Observe(time.Since(start).Seconds())
})
}
That gives you traffic (the counter), latency (the histogram), and errors (status label). Saturation comes from runtime metrics (GC pause time, goroutine count) or the container runtime (cgroup stats).
Key Concepts Summary
- Four Golden Signals: Latency, Traffic, Errors, Saturation. Start here for any service.
- Latency should be percentiles, not averages. p50/p95/p99.
- Errors should be rates as a ratio of total, not absolute counts.
- Traffic is context — it divides errors and predicts saturation.
- Saturation is resource-specific — CPU, memory, worker pool, queue depth. Know your bottleneck.
- Separate success and failure latency — failures often respond fast, skewing numbers.
- Alert on symptoms (latency, errors), not causes (CPU spikes).
- USE method (Utilization, Saturation, Errors) is the resource-side complement; RED (Rate, Errors, Duration) is the request-side variant.
- A golden-signals dashboard is 4 panels. Every service should have one.
Common Mistakes
- Using average latency. Almost always misleading.

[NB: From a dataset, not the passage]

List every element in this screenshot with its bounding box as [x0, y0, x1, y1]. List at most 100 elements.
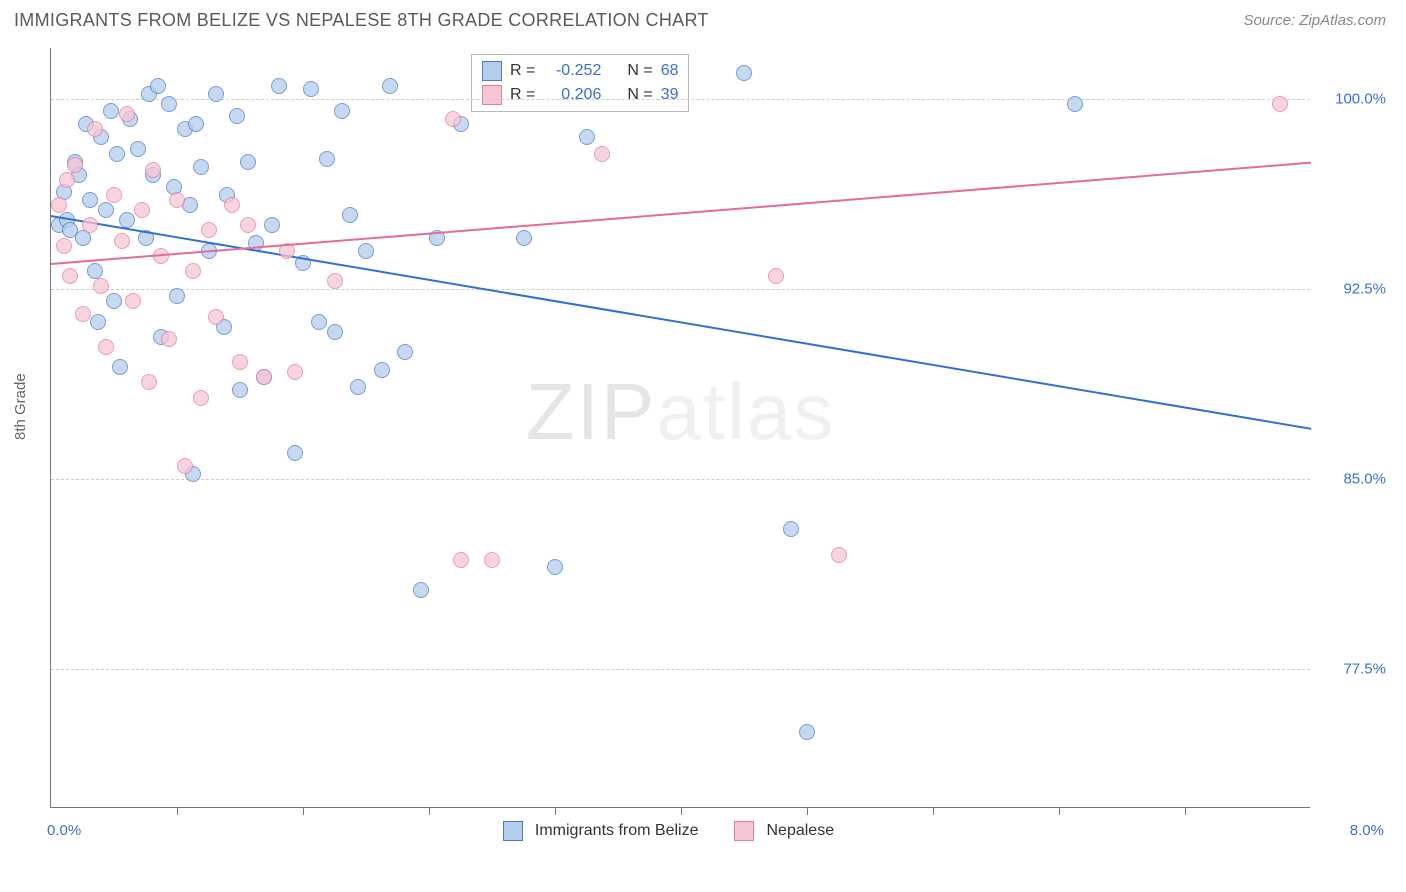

- Alerting on absolute error counts. Breaks at high or low traffic.
- Not splitting latency by success vs failure. Failure fast-fails skew "successful" metrics.
- Ignoring traffic drops. They often precede incidents (upstream broken).

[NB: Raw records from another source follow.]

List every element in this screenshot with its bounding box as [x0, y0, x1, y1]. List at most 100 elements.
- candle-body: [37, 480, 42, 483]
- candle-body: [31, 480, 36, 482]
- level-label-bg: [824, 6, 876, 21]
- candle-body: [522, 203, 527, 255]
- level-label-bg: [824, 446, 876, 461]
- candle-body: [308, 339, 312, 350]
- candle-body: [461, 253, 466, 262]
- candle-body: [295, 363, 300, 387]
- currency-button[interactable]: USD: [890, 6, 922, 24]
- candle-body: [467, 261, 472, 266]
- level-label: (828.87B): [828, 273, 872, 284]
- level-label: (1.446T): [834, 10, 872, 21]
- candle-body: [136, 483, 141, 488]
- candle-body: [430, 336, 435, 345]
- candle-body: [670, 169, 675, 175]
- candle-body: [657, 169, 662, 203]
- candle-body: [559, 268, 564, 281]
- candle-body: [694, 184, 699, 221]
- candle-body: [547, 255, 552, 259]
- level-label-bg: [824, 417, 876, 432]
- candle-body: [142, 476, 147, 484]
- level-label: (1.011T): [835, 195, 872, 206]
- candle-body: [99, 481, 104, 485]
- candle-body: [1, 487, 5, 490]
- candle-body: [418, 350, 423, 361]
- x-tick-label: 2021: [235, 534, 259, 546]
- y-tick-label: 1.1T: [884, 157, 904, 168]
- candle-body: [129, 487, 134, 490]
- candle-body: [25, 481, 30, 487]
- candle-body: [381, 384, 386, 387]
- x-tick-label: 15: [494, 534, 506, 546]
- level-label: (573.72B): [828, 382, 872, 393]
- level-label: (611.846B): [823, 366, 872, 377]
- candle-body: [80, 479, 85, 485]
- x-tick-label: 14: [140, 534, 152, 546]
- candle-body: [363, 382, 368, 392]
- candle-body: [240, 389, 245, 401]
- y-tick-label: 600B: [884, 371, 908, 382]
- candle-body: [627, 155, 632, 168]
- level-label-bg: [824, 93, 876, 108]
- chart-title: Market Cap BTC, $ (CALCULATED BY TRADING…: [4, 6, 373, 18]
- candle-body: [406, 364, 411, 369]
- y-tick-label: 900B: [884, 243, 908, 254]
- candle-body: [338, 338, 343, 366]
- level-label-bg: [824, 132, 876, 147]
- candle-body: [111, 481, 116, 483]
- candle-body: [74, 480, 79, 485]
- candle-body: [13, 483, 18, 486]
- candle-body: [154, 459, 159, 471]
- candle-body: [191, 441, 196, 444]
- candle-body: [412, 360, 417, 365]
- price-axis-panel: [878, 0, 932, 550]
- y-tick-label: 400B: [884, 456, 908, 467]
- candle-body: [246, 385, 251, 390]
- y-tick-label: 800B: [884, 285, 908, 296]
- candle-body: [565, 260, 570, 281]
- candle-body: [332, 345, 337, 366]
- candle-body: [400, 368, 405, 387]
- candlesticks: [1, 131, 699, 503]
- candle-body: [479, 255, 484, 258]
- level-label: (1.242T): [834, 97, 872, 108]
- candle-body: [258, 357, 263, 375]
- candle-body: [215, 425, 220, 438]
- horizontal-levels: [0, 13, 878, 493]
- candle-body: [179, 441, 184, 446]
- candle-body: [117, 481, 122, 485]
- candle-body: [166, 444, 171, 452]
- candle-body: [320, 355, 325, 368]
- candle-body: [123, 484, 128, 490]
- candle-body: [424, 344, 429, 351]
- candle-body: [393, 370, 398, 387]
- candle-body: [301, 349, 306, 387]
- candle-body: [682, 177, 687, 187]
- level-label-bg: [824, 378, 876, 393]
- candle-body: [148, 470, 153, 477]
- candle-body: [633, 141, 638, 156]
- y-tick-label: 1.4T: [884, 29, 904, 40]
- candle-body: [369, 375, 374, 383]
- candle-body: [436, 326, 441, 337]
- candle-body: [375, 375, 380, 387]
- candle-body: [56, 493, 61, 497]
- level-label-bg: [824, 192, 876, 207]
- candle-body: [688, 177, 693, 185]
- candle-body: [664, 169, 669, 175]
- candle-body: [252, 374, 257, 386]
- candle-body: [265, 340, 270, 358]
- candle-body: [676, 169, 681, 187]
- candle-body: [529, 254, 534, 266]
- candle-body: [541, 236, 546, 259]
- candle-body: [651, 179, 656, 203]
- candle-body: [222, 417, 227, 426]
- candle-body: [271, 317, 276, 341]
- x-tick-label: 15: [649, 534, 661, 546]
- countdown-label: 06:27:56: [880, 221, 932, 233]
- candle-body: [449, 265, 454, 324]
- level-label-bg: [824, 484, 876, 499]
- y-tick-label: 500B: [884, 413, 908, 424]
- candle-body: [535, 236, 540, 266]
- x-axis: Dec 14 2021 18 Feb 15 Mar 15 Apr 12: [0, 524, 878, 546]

- Saturation alerts paging engineers. Saturation is predictive, not a page; wait for symptoms.
- Measuring only what your service does, ignoring the resources (worker pool, queue depth) that constrain it.
- One dashboard with 80 panels. Use a 4-panel golden-signals dashboard as the "at-a-glance" view; detail panels go below.
- Treating 4xx and 5xx the same. 4xx is client error; 5xx is server error. Only 5xx usually goes in your error-rate metric.
- Forgetting business errors. HTTP 200 does not always mean success. Instrument domain-level success/failure too.
- Skipping the exercise of writing down the four signals per service. A half-hour whiteboard session pays back across every incident for years.
Your teams API runs on 20 pods with an average CPU of 30 percent per pod. A dashboard shows p50 latency at 80ms and mean latency at 180ms. An engineer argues the system is healthy — avg latency is reasonable and CPU has headroom. A user complains about a 3-second page load. What are you missing from the four-golden-signals view, and what is probably happening?